能は通常、普段の公演でも、公演の数日前に軽く一回出演者全員が集まっての「申し合わせ」と我々が呼んでいる通しリハーサルを行います。

(因みに、この通しリハーサルが無い公演も、能では結構あります。つまりは、ぶっつけ本番です!)

しかし、さすがに、新作能ではそういう訳にはいかず、昨年の夏から、家元宅に度々集合して、この新作能光の素足の作品作りは行ってきました。


能の根幹である謡(うたい:能の声楽)は、家元金春安明先生により、金春流版の節付けを、作者の中所さんの作られた通りに付けて頂きました。

そして、それを実際に謡って頂く金春流一門の能楽師の皆さんに、家元や中所さんを交えて、実際に、やってみながら、ああだこうだと作り上げていったわけです。


実際の舞台での舞や演出は、中所さんからはどうぞ自由にやって下さい、と言って頂き、中所さんが今までやっておられたことも参考にしながら、自分で色々考えながら、肉付けしていきました。

この辺りは、やはり他のジャンルと沢山のコラボの経験と、そして、この40年の能楽師舞台生活のキャリアと、能のシテを140番以上も勤めさせて頂いてきた貴重な経験を総動員して、考えてきました。


それが、ひとつ、昨日は初めて形になった訳です。

地謡は、有名な『雨ニモマケズ』の全文が後半の盛り上がりに出てくるのですが、言葉は大変に有名ですが、お囃子の『地拍子』という能の音楽のリズムで謡うことが大変で、でも、お囃子とスイングして、素晴らしい地謡になりつつあります!

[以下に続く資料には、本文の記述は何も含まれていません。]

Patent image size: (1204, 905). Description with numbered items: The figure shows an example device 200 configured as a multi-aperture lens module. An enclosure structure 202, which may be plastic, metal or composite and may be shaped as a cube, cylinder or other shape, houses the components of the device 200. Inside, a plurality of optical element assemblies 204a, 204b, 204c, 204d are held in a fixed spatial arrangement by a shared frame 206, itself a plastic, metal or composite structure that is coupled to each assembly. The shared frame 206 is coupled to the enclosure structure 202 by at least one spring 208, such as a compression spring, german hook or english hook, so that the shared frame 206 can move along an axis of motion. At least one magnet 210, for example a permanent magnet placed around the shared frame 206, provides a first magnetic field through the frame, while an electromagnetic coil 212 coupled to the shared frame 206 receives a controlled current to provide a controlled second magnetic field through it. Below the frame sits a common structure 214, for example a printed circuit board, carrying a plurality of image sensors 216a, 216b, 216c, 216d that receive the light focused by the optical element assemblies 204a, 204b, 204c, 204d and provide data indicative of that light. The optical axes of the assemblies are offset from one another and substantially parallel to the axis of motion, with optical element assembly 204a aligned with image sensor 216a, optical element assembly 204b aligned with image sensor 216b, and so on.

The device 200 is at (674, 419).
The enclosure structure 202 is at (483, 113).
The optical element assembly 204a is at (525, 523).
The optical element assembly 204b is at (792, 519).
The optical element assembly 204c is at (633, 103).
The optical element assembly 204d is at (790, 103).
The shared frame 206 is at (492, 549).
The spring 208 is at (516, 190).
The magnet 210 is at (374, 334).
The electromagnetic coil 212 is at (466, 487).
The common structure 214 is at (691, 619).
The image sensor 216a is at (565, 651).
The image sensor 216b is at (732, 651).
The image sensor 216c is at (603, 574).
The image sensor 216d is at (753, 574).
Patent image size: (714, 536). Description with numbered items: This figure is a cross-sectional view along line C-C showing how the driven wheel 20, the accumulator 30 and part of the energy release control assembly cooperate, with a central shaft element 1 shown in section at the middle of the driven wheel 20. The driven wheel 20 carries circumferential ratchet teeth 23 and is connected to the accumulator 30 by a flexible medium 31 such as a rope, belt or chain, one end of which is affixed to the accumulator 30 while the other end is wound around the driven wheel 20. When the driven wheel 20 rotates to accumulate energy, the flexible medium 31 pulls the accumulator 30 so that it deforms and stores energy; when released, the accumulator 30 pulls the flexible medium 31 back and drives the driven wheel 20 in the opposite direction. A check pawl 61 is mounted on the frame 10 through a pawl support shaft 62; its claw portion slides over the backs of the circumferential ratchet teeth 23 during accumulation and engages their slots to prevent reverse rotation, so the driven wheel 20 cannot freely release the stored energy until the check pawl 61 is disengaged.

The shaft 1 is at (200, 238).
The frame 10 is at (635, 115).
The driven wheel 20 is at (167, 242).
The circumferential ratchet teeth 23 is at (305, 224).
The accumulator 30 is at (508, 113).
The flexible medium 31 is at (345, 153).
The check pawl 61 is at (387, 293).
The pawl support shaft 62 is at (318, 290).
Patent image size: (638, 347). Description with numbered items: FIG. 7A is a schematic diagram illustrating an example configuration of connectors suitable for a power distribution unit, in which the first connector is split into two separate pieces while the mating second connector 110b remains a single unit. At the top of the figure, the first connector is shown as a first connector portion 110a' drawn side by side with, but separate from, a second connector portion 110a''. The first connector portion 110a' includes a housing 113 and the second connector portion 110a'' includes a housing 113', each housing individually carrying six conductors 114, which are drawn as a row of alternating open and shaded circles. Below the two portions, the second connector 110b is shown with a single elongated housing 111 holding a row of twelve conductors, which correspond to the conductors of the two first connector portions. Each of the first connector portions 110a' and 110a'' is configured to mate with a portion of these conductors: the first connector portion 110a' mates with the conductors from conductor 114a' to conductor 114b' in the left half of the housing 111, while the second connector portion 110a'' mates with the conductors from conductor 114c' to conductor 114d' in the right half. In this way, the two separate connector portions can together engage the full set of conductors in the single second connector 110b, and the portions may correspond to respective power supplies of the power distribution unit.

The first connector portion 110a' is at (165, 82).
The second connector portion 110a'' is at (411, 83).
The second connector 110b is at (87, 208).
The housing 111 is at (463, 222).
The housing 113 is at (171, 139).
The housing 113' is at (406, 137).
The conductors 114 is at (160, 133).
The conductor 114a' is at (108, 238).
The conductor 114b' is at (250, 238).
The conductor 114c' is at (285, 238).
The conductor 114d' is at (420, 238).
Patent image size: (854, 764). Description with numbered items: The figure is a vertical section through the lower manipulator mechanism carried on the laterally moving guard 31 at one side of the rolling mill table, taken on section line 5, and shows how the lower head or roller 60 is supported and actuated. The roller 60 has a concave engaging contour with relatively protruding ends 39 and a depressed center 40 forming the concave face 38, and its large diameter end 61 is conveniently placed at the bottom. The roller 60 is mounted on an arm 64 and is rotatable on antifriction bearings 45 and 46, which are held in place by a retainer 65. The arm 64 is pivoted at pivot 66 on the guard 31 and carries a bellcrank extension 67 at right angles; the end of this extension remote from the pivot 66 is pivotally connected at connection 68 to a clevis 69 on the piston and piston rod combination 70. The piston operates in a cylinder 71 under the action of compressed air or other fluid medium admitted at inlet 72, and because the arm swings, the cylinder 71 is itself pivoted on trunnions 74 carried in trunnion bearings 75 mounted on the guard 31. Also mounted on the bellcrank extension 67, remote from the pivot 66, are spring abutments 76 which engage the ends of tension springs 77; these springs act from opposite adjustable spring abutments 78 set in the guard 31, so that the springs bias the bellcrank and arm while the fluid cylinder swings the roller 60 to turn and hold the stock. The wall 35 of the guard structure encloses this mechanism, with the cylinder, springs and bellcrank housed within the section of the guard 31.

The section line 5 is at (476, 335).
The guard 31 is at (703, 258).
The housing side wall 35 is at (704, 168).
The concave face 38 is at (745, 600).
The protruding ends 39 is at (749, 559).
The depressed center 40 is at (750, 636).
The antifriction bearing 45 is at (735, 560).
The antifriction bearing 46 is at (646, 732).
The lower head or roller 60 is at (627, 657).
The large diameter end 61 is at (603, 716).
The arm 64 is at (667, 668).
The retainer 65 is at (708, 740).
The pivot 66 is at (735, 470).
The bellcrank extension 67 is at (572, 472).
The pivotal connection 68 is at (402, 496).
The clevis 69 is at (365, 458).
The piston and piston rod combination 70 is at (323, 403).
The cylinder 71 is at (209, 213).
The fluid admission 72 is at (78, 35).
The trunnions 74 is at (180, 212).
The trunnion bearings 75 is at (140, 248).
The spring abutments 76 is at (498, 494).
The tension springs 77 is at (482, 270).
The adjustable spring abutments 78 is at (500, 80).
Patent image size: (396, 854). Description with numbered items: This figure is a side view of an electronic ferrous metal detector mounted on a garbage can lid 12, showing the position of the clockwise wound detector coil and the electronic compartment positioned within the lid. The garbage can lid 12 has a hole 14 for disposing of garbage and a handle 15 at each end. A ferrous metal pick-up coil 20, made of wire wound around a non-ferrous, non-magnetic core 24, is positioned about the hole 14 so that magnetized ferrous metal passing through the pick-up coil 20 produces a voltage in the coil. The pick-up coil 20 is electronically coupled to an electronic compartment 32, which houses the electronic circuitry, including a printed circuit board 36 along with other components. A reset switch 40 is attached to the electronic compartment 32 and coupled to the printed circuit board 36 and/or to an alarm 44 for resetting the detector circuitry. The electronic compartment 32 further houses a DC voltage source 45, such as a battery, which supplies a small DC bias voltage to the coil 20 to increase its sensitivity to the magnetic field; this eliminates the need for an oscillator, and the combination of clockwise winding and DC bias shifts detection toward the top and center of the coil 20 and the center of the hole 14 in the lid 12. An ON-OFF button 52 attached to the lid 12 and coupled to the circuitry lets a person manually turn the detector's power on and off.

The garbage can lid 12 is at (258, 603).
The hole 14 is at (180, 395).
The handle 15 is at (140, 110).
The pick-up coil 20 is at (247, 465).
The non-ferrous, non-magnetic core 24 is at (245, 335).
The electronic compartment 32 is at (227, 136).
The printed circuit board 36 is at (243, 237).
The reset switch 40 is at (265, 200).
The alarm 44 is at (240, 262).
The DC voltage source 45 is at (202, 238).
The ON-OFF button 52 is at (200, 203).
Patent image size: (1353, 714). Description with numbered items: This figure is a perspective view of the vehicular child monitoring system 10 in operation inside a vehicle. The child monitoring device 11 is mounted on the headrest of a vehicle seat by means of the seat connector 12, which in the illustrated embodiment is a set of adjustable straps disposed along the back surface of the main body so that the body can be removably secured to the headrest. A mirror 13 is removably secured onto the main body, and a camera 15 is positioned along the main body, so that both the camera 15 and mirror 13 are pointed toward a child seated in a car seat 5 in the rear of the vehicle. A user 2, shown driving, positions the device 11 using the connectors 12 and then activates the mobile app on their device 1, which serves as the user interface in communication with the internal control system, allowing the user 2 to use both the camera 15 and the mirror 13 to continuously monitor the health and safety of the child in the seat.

私としては、新作能ですから、極論を言ったら何をやっても許されます。しかし、能とは何なのか??こういう、当たり前のことに行き着きます。

そして、私は、『光の素足』を演じる訳ですが、宮沢賢治その人と向き合うことになります。

そのことが、ずっと、私の頭のなかから離れませんでした、、、


師匠に教えて頂いてきた金春流伝来の型を駆使して。そして、それ以外にも、作品と向き合って、自分の中に湧き出るものを、型にしていく、という作業と、同時並行でした。


そして、ひとつの形となった、金春流版の新作能 光の素足。


これは、いける!!そんな、手応えを感じました。